A dos kilómetros de Barbianes, perdido en la hondonada del valle, está el viejo caserón de las higueras, la que durante décadas fue la finca de recreo de la familia Bolaño hoy es sólo un montón de ruinas.
Recibe el nombre de dos enormes árboles que sobresalen por encima del enrejado, tiene un jardín vencido por la maleza y está rodeado por un gran muro de piedra y una verja oxidada que termina en lanzas puntiagudas en forma de hojas.
En el valle, la historia del viejo caserón va unida al destino de Amalita Bolaño y sus frustrados esponsales con el fatuo de Gerardo Olmedo.
Recién terminada la guerra civil, en aquel valle sumido en la miseria y en la tristeza, los preparativos de la boda de la única hija del viudo Román Bolaño, sirvieron de esparcimiento y comadreo entre los lugareños, y no digamos las consecuencias que su desenlace trajo.
La tarde antes del desposorio, el novio salió de la casa familiar en medio de un gran aguacero para dirigirse a la hacienda de los Bolaño, pero nadie lo vio entrar en la finca y jamás apareció por lugar alguno.
Aquella noche de mediados de septiembre, llovió a mares. Las torrenteras borraron los caminos y anegaron los campos. Los adornos florales y las guirnaldas preparadas para el festejo se deshicieron y el jardín quedó convertido en un lodazal.
Cuando pasó la riada y durante semanas rastrearon los caminos, el río y las acequias, preguntaron en los burdeles, investigaron las aduanas, los trenes, los barcos… pero a Gerardo Olmedo se lo había tragado la tierra.
Así que la delicada Amalita Bolaño se quedó compuesta y sin novio a los pies mismos del altar, con su vestido de raso y organdí amarilleando dentro de un baúl envuelto en papel de seda, pero la joven supo afrontar su infortunio con una entereza sorprendente para sus escasos años: en ningún momento la vieron llorar ni perdió la compostura.
Los Bolaño al poco tiempo abandonaron el valle buscando el olvido. Amalia se acabó casando con un magistrado, tuvo un hijo, sensato y serio, como su padre y varios nietos que le alegraron la vejez. Pero nunca quiso volver al valle, ni contaba detalle alguno sobre aquel pasaje de su vida.
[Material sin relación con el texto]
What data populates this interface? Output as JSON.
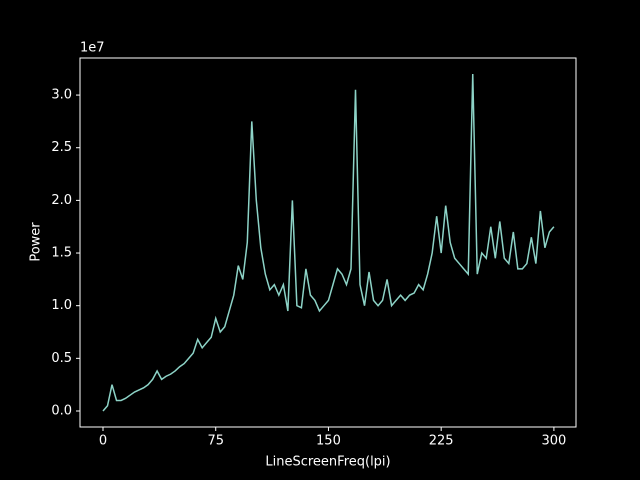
{
  "chart_data": {
    "type": "line",
    "x_label": "LineScreenFreq(lpi)",
    "y_label": "Power",
    "y_offset_label": "1e7",
    "xlim": [
      -15.3,
      314.7
    ],
    "ylim": [
      -0.152,
      3.352
    ],
    "xticks": [
      0,
      75,
      150,
      225,
      300
    ],
    "yticks": [
      {
        "value": 0,
        "label": "0.0"
      },
      {
        "value": 0.5,
        "label": "0.5"
      },
      {
        "value": 1,
        "label": "1.0"
      },
      {
        "value": 1.5,
        "label": "1.5"
      },
      {
        "value": 2,
        "label": "2.0"
      },
      {
        "value": 2.5,
        "label": "2.5"
      },
      {
        "value": 3,
        "label": "3.0"
      }
    ],
    "grid": false,
    "x": [
      0,
      3,
      6,
      9,
      12,
      15,
      18,
      21,
      24,
      27,
      30,
      33,
      36,
      39,
      42,
      45,
      48,
      51,
      54,
      57,
      60,
      63,
      66,
      69,
      72,
      75,
      78,
      81,
      84,
      87,
      90,
      93,
      96,
      99,
      102,
      105,
      108,
      111,
      114,
      117,
      120,
      123,
      126,
      129,
      132,
      135,
      138,
      141,
      144,
      147,
      150,
      153,
      156,
      159,
      162,
      165,
      168,
      171,
      174,
      177,
      180,
      183,
      186,
      189,
      192,
      195,
      198,
      201,
      204,
      207,
      210,
      213,
      216,
      219,
      222,
      225,
      228,
      231,
      234,
      237,
      240,
      243,
      246,
      249,
      252,
      255,
      258,
      261,
      264,
      267,
      270,
      273,
      276,
      279,
      282,
      285,
      288,
      291,
      294,
      297,
      300
    ],
    "series": [
      {
        "color": "#8dd3c7",
        "values": [
          0.0,
          0.05,
          0.25,
          0.1,
          0.1,
          0.12,
          0.15,
          0.18,
          0.2,
          0.22,
          0.25,
          0.3,
          0.38,
          0.3,
          0.33,
          0.35,
          0.38,
          0.42,
          0.45,
          0.5,
          0.55,
          0.68,
          0.6,
          0.65,
          0.7,
          0.88,
          0.75,
          0.8,
          0.95,
          1.1,
          1.38,
          1.25,
          1.6,
          2.75,
          2.0,
          1.55,
          1.3,
          1.15,
          1.2,
          1.1,
          1.2,
          0.95,
          2.0,
          1.0,
          0.98,
          1.35,
          1.1,
          1.05,
          0.95,
          1.0,
          1.05,
          1.2,
          1.35,
          1.3,
          1.2,
          1.35,
          3.05,
          1.2,
          1.0,
          1.32,
          1.05,
          1.0,
          1.05,
          1.25,
          1.0,
          1.05,
          1.1,
          1.05,
          1.1,
          1.12,
          1.2,
          1.15,
          1.3,
          1.5,
          1.85,
          1.5,
          1.95,
          1.6,
          1.45,
          1.4,
          1.35,
          1.3,
          3.2,
          1.3,
          1.5,
          1.45,
          1.75,
          1.45,
          1.8,
          1.45,
          1.4,
          1.7,
          1.35,
          1.35,
          1.4,
          1.65,
          1.4,
          1.9,
          1.55,
          1.7,
          1.75
        ]
      }
    ]
  }
}
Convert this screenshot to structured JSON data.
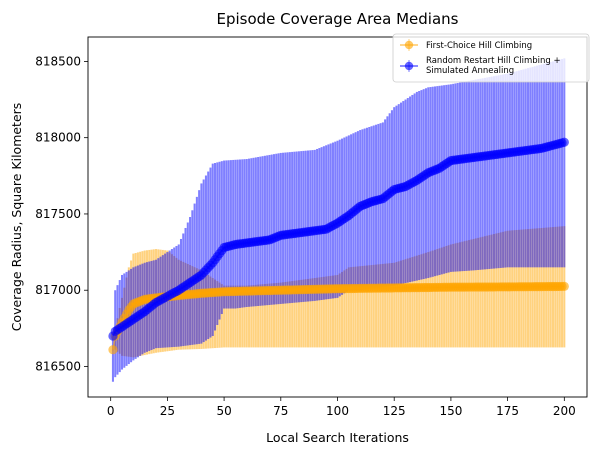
{
  "chart_data": {
    "type": "line",
    "title": "Episode Coverage Area Medians",
    "xlabel": "Local Search Iterations",
    "ylabel": "Coverage Radius, Square Kilometers",
    "xlim": [
      -10,
      210
    ],
    "ylim": [
      816300,
      818660
    ],
    "xticks": [
      0,
      25,
      50,
      75,
      100,
      125,
      150,
      175,
      200
    ],
    "yticks": [
      816500,
      817000,
      817500,
      818000,
      818500
    ],
    "error_bars": "vertical range bars",
    "legend_position": "top-right",
    "series": [
      {
        "name": "First-Choice Hill Climbing",
        "color": "#ffa500",
        "knots": {
          "x": [
            1,
            2,
            5,
            8,
            10,
            15,
            20,
            30,
            40,
            50,
            75,
            100,
            125,
            150,
            175,
            200
          ],
          "y": [
            816610,
            816700,
            816790,
            816870,
            816910,
            816940,
            816950,
            816965,
            816980,
            816990,
            817000,
            817010,
            817015,
            817020,
            817022,
            817025
          ]
        },
        "band_low": {
          "x": [
            1,
            2,
            5,
            10,
            20,
            30,
            40,
            45,
            50,
            100,
            150,
            200
          ],
          "y": [
            816610,
            816610,
            816570,
            816560,
            816590,
            816610,
            816615,
            816620,
            816625,
            816625,
            816625,
            816625
          ]
        },
        "band_high": {
          "x": [
            1,
            2,
            5,
            8,
            10,
            15,
            20,
            25,
            30,
            40,
            50,
            60,
            75,
            100,
            105,
            125,
            140,
            150,
            175,
            200
          ],
          "y": [
            816610,
            816750,
            816950,
            817150,
            817240,
            817260,
            817270,
            817260,
            817200,
            817130,
            817030,
            817030,
            817050,
            817100,
            817150,
            817180,
            817250,
            817300,
            817390,
            817420
          ]
        }
      },
      {
        "name": "Random Restart Hill Climbing + Simulated Annealing",
        "color": "#0000ff",
        "knots": {
          "x": [
            1,
            2,
            5,
            10,
            15,
            20,
            25,
            30,
            35,
            40,
            45,
            50,
            55,
            60,
            65,
            70,
            75,
            80,
            85,
            90,
            95,
            100,
            105,
            110,
            115,
            120,
            125,
            130,
            135,
            140,
            145,
            150,
            155,
            160,
            165,
            170,
            175,
            180,
            185,
            190,
            195,
            200
          ],
          "y": [
            816700,
            816730,
            816760,
            816810,
            816860,
            816920,
            816960,
            817000,
            817050,
            817100,
            817180,
            817280,
            817300,
            817310,
            817320,
            817330,
            817360,
            817370,
            817380,
            817390,
            817400,
            817440,
            817490,
            817550,
            817580,
            817600,
            817660,
            817680,
            817720,
            817770,
            817800,
            817850,
            817860,
            817870,
            817880,
            817890,
            817900,
            817910,
            817920,
            817930,
            817950,
            817970
          ]
        },
        "band_low": {
          "x": [
            1,
            2,
            5,
            10,
            15,
            20,
            30,
            40,
            45,
            50,
            55,
            60,
            75,
            90,
            100,
            105,
            110,
            125,
            140,
            150,
            160,
            175,
            200
          ],
          "y": [
            816400,
            816430,
            816480,
            816540,
            816590,
            816620,
            816630,
            816650,
            816700,
            816880,
            816880,
            816890,
            816910,
            816930,
            816950,
            817000,
            817000,
            817030,
            817080,
            817120,
            817130,
            817150,
            817150
          ]
        },
        "band_high": {
          "x": [
            1,
            2,
            5,
            10,
            15,
            20,
            25,
            30,
            35,
            40,
            45,
            50,
            60,
            75,
            90,
            100,
            110,
            120,
            125,
            130,
            135,
            140,
            150,
            175,
            200
          ],
          "y": [
            816700,
            817000,
            817100,
            817150,
            817180,
            817200,
            817250,
            817300,
            817480,
            817700,
            817830,
            817850,
            817860,
            817900,
            817920,
            817980,
            818050,
            818100,
            818200,
            818250,
            818300,
            818330,
            818350,
            818420,
            818520
          ]
        }
      }
    ]
  }
}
Tras casi cincuenta años de matrimonio y a punto de cumplir los ochenta, enviudó del magistrado Antón Ubide. Nada más echar el cerrojo al panteón pidió a su hijo que la llevase a Barbianes, al viejo caserón del valle a donde jamás lo había querido llevar hasta entonces, y del que el hombre sólo tenía unas difusas referencias y unas escrituras guardadas en un cajón bajo llave.
Insistió en hacer el viaje los dos solos. Tardaron casi una hora en llegar. Durante ese tiempo Amalia estuvo callada, con la mirada perdida en el horizonte.
La verja de hierro del viejo caserón chirrió al empujarla. La anciana anduvo unos metros y se quedó mirando fijamente a un enrejado cubierto de hierbas y barro.
Estaba pálida y parecía fatigada, pero con firmeza señaló la rejilla que estaba junto al muro, casi a ras de tierra y dijo:
- Nadie buscó ahí.
-¿Qué tenían que buscar?, -mamá.
-Lo que el tiempo haya dejado de Gerardo Olmedo. He tenido que esperar a que tu padre y quienes me ayudaron estuvieran muertos para contártelo, hijo.
Y con la tranquilidad de quien lleva toda la vida esperando, fue relatando cómo aquella noche se enteró de las aventuras y deudas de su futuro marido; y de cómo ella, en un arrebato de celos, le empujó y Gerardo se golpeó la cabeza contra la escalinata de piedra.
- Entre tu abuelo, el aya, los guardeses y yo -prosiguió- descuartizamos el cadáver a hachazos y lo arrojamos a ese pozo envuelto en sábanas de hilo y repartido en media docena de pedazos.
El agua se lo llevó todo aquella noche y además allí no buscaron- terminó de relatar Amalia mirando a su hijo que estaba lívido e inmóvil.
De todas formas -añadió mientras se daba la vuelta y se dirigía tranquila hacia la salida- yo ya soy vieja y de aquello ha pasado demasiado tiempo, pero tú sabrás lo que hay que hacer ahora, que para eso eres juez, hijo mío.